Rzuciłam jej znaczące spojrzenie.
- Masz to?- zapytałam.

Angela przez chwilę się wahała.
- Nie jestem pewna czy...- przerwała, napotykając moje błagalne spojrzenie. Z ociąganiem włożyła rękę do kieszeni kurtki i wyjęła z niej niewielką kapsułkę.

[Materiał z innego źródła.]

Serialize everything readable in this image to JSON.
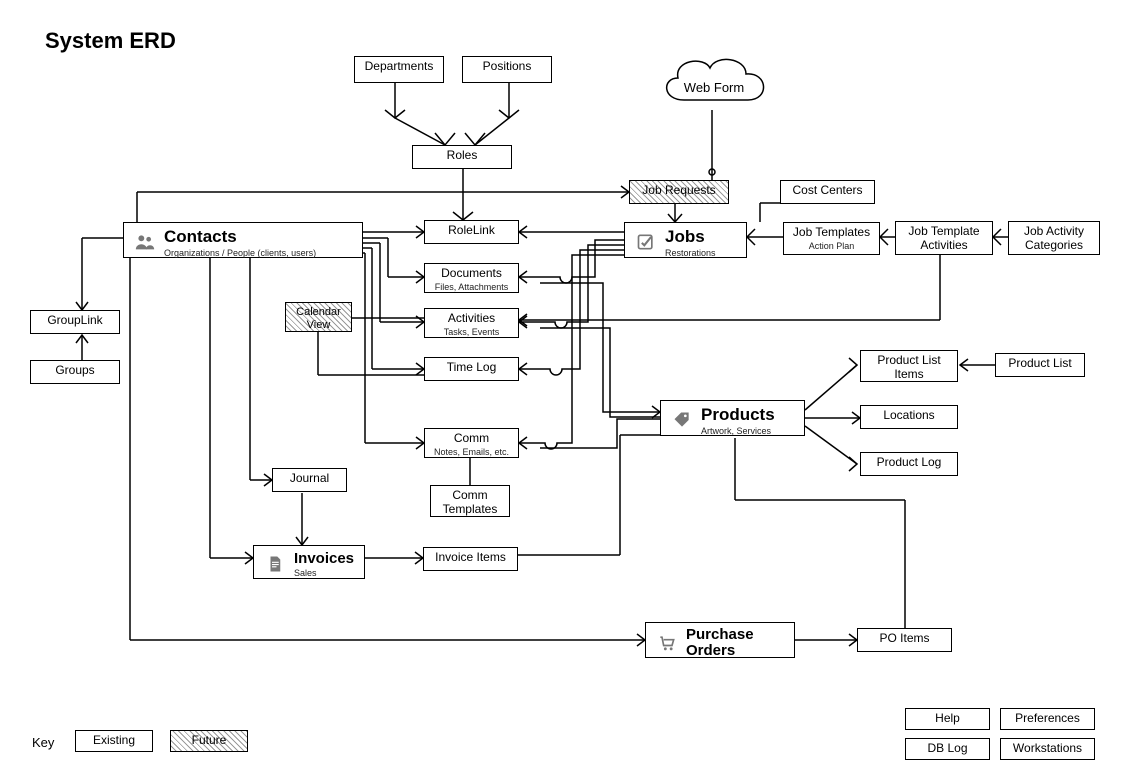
{
  "title": "System ERD",
  "entities": {
    "departments": "Departments",
    "positions": "Positions",
    "webform": "Web Form",
    "roles": "Roles",
    "job_requests": "Job Requests",
    "cost_centers": "Cost Centers",
    "contacts": {
      "title": "Contacts",
      "subtitle": "Organizations / People (clients, users)"
    },
    "rolelink": "RoleLink",
    "jobs": {
      "title": "Jobs",
      "subtitle": "Restorations"
    },
    "job_templates": {
      "title": "Job Templates",
      "subtitle": "Action Plan"
    },
    "job_template_activities": "Job Template Activities",
    "job_activity_categories": "Job Activity Categories",
    "documents": {
      "title": "Documents",
      "subtitle": "Files, Attachments"
    },
    "calendar_view": "Calendar View",
    "activities": {
      "title": "Activities",
      "subtitle": "Tasks, Events"
    },
    "time_log": "Time Log",
    "grouplink": "GroupLink",
    "groups": "Groups",
    "products": {
      "title": "Products",
      "subtitle": "Artwork, Services"
    },
    "product_list_items": "Product List Items",
    "product_list": "Product List",
    "locations": "Locations",
    "product_log": "Product Log",
    "comm": {
      "title": "Comm",
      "subtitle": "Notes, Emails, etc."
    },
    "comm_templates": "Comm Templates",
    "journal": "Journal",
    "invoices": {
      "title": "Invoices",
      "subtitle": "Sales"
    },
    "invoice_items": "Invoice Items",
    "purchase_orders": "Purchase Orders",
    "po_items": "PO Items",
    "help": "Help",
    "preferences": "Preferences",
    "db_log": "DB Log",
    "workstations": "Workstations"
  },
  "key": {
    "label": "Key",
    "existing": "Existing",
    "future": "Future"
  }
}
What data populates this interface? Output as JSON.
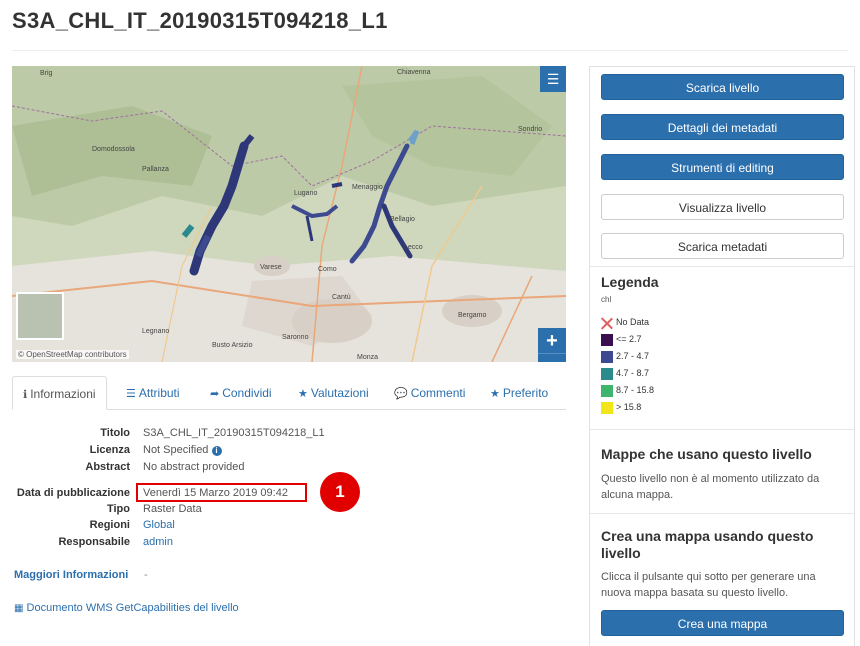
{
  "layer": {
    "title": "S3A_CHL_IT_20190315T094218_L1"
  },
  "map": {
    "attribution": "© OpenStreetMap contributors",
    "labels": [
      "Brig",
      "Domodossola",
      "Lugano",
      "Varese",
      "Como",
      "Lecco",
      "Bergamo",
      "Monza",
      "Menaggio",
      "Bellagio",
      "Chiavenna",
      "Sondrio",
      "Busto Arsizio",
      "Saronno",
      "Cantù",
      "Legnano",
      "Pallanza"
    ],
    "zoom_in": "+",
    "zoom_out": "−",
    "more": "···",
    "menu": "☰"
  },
  "tabs": [
    {
      "icon": "ℹ",
      "label": "Informazioni"
    },
    {
      "icon": "☰",
      "label": "Attributi"
    },
    {
      "icon": "➦",
      "label": "Condividi"
    },
    {
      "icon": "★",
      "label": "Valutazioni"
    },
    {
      "icon": "💬",
      "label": "Commenti"
    },
    {
      "icon": "★",
      "label": "Preferito"
    }
  ],
  "info": {
    "titolo_label": "Titolo",
    "titolo_value": "S3A_CHL_IT_20190315T094218_L1",
    "licenza_label": "Licenza",
    "licenza_value": "Not Specified",
    "abstract_label": "Abstract",
    "abstract_value": "No abstract provided",
    "data_label": "Data di pubblicazione",
    "data_value": "Venerdì 15 Marzo 2019 09:42",
    "tipo_label": "Tipo",
    "tipo_value": "Raster Data",
    "regioni_label": "Regioni",
    "regioni_value": "Global",
    "responsabile_label": "Responsabile",
    "responsabile_value": "admin",
    "more_info": "Maggiori Informazioni",
    "more_info_value": "-",
    "wms_link": "Documento WMS GetCapabilities del livello"
  },
  "callout": {
    "number": "1",
    "color": "#e00000"
  },
  "sidebar": {
    "download_layer": "Scarica livello",
    "metadata_details": "Dettagli dei metadati",
    "editing_tools": "Strumenti di editing",
    "view_layer": "Visualizza livello",
    "download_metadata": "Scarica metadati",
    "legend_title": "Legenda",
    "legend_unit": "chl",
    "legend_items": [
      {
        "label": "No Data",
        "color": ""
      },
      {
        "label": "<= 2.7",
        "color": "#3b0f4f"
      },
      {
        "label": "2.7 - 4.7",
        "color": "#3e4a8f"
      },
      {
        "label": "4.7 - 8.7",
        "color": "#2a8a8c"
      },
      {
        "label": "8.7 - 15.8",
        "color": "#3db56e"
      },
      {
        "label": "> 15.8",
        "color": "#f2e51a"
      }
    ],
    "maps_using_title": "Mappe che usano questo livello",
    "maps_using_text": "Questo livello non è al momento utilizzato da alcuna mappa.",
    "create_map_title": "Crea una mappa usando questo livello",
    "create_map_text": "Clicca il pulsante qui sotto per generare una nuova mappa basata su questo livello.",
    "create_map_button": "Crea una mappa"
  },
  "colors": {
    "primary": "#2c6fad",
    "highlight": "#e00000"
  }
}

- Trzymaj- jęknęła podając mi przedmiot.

- Działa?- zapytałam.

- Ten Nazista ręczy za to życiem- stwierdziła gorzko.- Chociaż trudno ręczyć życiem, kiedy od 70 lat jest się trupem... W każdym razie, cyjanek podobno nigdy nie zawodzi- westchnęła.- Domyślam się po co ci to i mówię, że to ZŁY POMYSŁ.

- Nie rozumiesz. Przepowiednia zaczyna się spełniać, nawet śmiertelnicy zaczynają coś podejrzewać- szepnęłam, z fascynacją patrząc się na kapsułkę, która w ułamku dwudziestu sekund potrafiła zadecydować o czyimś życiu.
- Muszę mieć stuprocentową pewność, że to będę ja. 


*Kruk- (z ang.) raven, więc o ironio i guess...


Max

        April pięć razy czytała kartkę, którą przyniósł mi kruk. Następnie pięć razy próbowała podważyć jej autentyczność, a po poddaniu się, przez bite pięćdziesiąt minut wbijała w mapę kolorowe pinezki, zanudzając nas szczegółami kilkudziesięciu alternatyw przebiegu bitwy.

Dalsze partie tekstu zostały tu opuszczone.